Em que pese a parte exequente ter manejado a ação no local de pagamento constante do título, verifica-se que a parte executada tem domicílio em outra Unidade da Federação, qual seja, Águas Lindas de Goiás/GO.
Com efeito, a propositura de ação no foro de domicílio do executado, sendo o mesmo local da situação dos bens sujeitos à expropriação, resulta na otimização da prestação jurisdicional.
Ademais, em consonância com o disposto no art. 781, inciso I, do Código de Processo Civil, a execução deve ser proposta no foro de domicílio do executado.

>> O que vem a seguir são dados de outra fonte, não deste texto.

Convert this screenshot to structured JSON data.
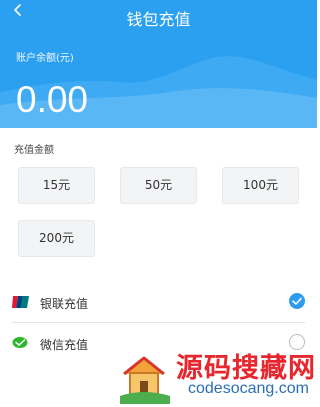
{
  "header": {
    "title": "钱包充值",
    "back_icon": "chevron-left-icon",
    "bg_color": "#2b9ff0"
  },
  "balance": {
    "label": "账户余额(元)",
    "value": "0.00"
  },
  "recharge": {
    "section_label": "充值金额",
    "amounts": [
      "15元",
      "50元",
      "100元",
      "200元"
    ]
  },
  "payment_methods": [
    {
      "label": "银联充值",
      "icon": "unionpay-icon",
      "selected": true
    },
    {
      "label": "微信充值",
      "icon": "wechat-pay-icon",
      "selected": false
    }
  ],
  "watermark": {
    "title": "源码搜藏网",
    "url": "codesocang.com"
  },
  "colors": {
    "accent": "#2d9cf0",
    "watermark_red": "#e8262d"
  }
}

Prevalece, pois, a regra acima descrita, de que a ação deve ser proposta no foro de domicílio da parte executada. (ÁGUAS LINDAS DE GOIÁS/GO).
Ainda que se configure uma relação de consumo, o Superior Tribunal de Justiça tem entendimento pacificado no sentido de que, sendo o consumidor réu na ação, a competência do foro de seu domicílio é de natureza absoluta, possibilitando o reconhecimento de ofício.

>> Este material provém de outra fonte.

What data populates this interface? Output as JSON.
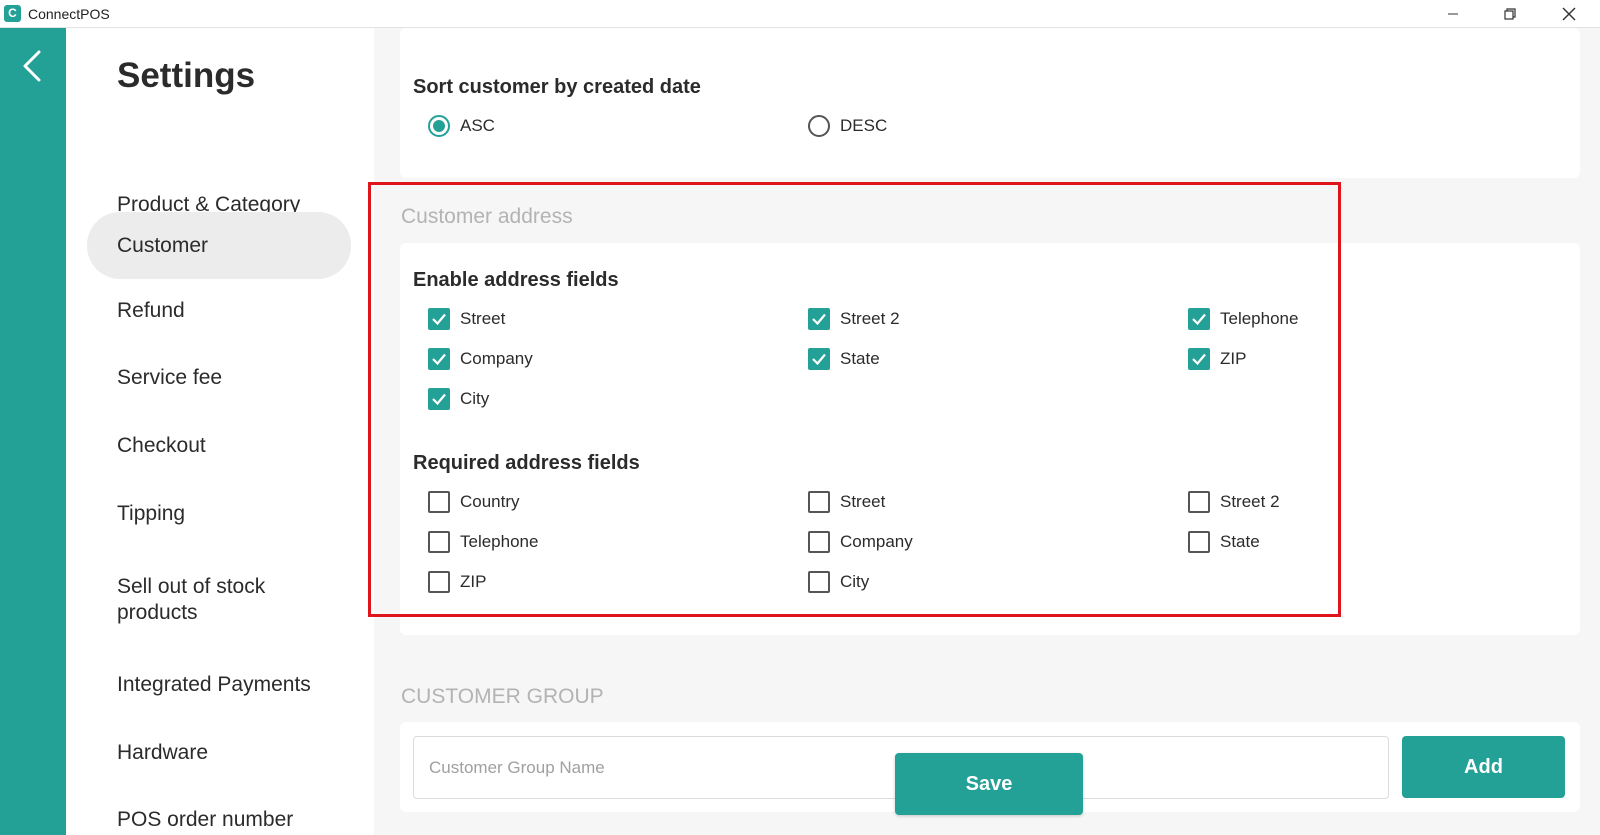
{
  "window": {
    "title": "ConnectPOS",
    "logo_letter": "C"
  },
  "sidebar": {
    "title": "Settings",
    "items": [
      {
        "label": "Product & Category",
        "active": false
      },
      {
        "label": "Customer",
        "active": true
      },
      {
        "label": "Refund",
        "active": false
      },
      {
        "label": "Service fee",
        "active": false
      },
      {
        "label": "Checkout",
        "active": false
      },
      {
        "label": "Tipping",
        "active": false
      },
      {
        "label": "Sell out of stock\nproducts",
        "active": false
      },
      {
        "label": "Integrated Payments",
        "active": false
      },
      {
        "label": "Hardware",
        "active": false
      },
      {
        "label": "POS order number",
        "active": false
      }
    ]
  },
  "sort_section": {
    "heading": "Sort customer by created date",
    "options": [
      {
        "label": "ASC",
        "selected": true
      },
      {
        "label": "DESC",
        "selected": false
      }
    ]
  },
  "customer_address": {
    "title": "Customer address",
    "enable": {
      "heading": "Enable address fields",
      "fields": [
        {
          "label": "Street",
          "checked": true
        },
        {
          "label": "Street 2",
          "checked": true
        },
        {
          "label": "Telephone",
          "checked": true
        },
        {
          "label": "Company",
          "checked": true
        },
        {
          "label": "State",
          "checked": true
        },
        {
          "label": "ZIP",
          "checked": true
        },
        {
          "label": "City",
          "checked": true
        }
      ]
    },
    "required": {
      "heading": "Required address fields",
      "fields": [
        {
          "label": "Country",
          "checked": false
        },
        {
          "label": "Street",
          "checked": false
        },
        {
          "label": "Street 2",
          "checked": false
        },
        {
          "label": "Telephone",
          "checked": false
        },
        {
          "label": "Company",
          "checked": false
        },
        {
          "label": "State",
          "checked": false
        },
        {
          "label": "ZIP",
          "checked": false
        },
        {
          "label": "City",
          "checked": false
        }
      ]
    }
  },
  "customer_group": {
    "title": "CUSTOMER GROUP",
    "input_placeholder": "Customer Group Name",
    "input_value": "",
    "add_label": "Add"
  },
  "save_label": "Save",
  "colors": {
    "accent": "#24a197",
    "highlight": "#e0141b"
  },
  "icons": {
    "back": "chevron-left-icon",
    "check": "check-icon"
  }
}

Confiram-se: “Tratando-se de relação de consumo, na qual a competência para julgamento da demanda é de natureza absoluta, deve a ação ser interposta no domicílio do consumidor. (AgInt no AREsp 144023/SP, Rel.
Ministra Nancy Andrighi, Terceira Turma, DJe 23.4.2020)”. “Quando o consumidor figura no polo passivo da demanda, esta Corte Superior adota o caráter absoluto da competência territorial, permitindo a declinação de ofício da competência, afastando o disposto no enunciado da Súmula 33/STJ. (AgRg no AREsp 589.832/RS, Rel.
Ministro MARCO BUZZI, Quarta Turma, julgado em 19/05/2015.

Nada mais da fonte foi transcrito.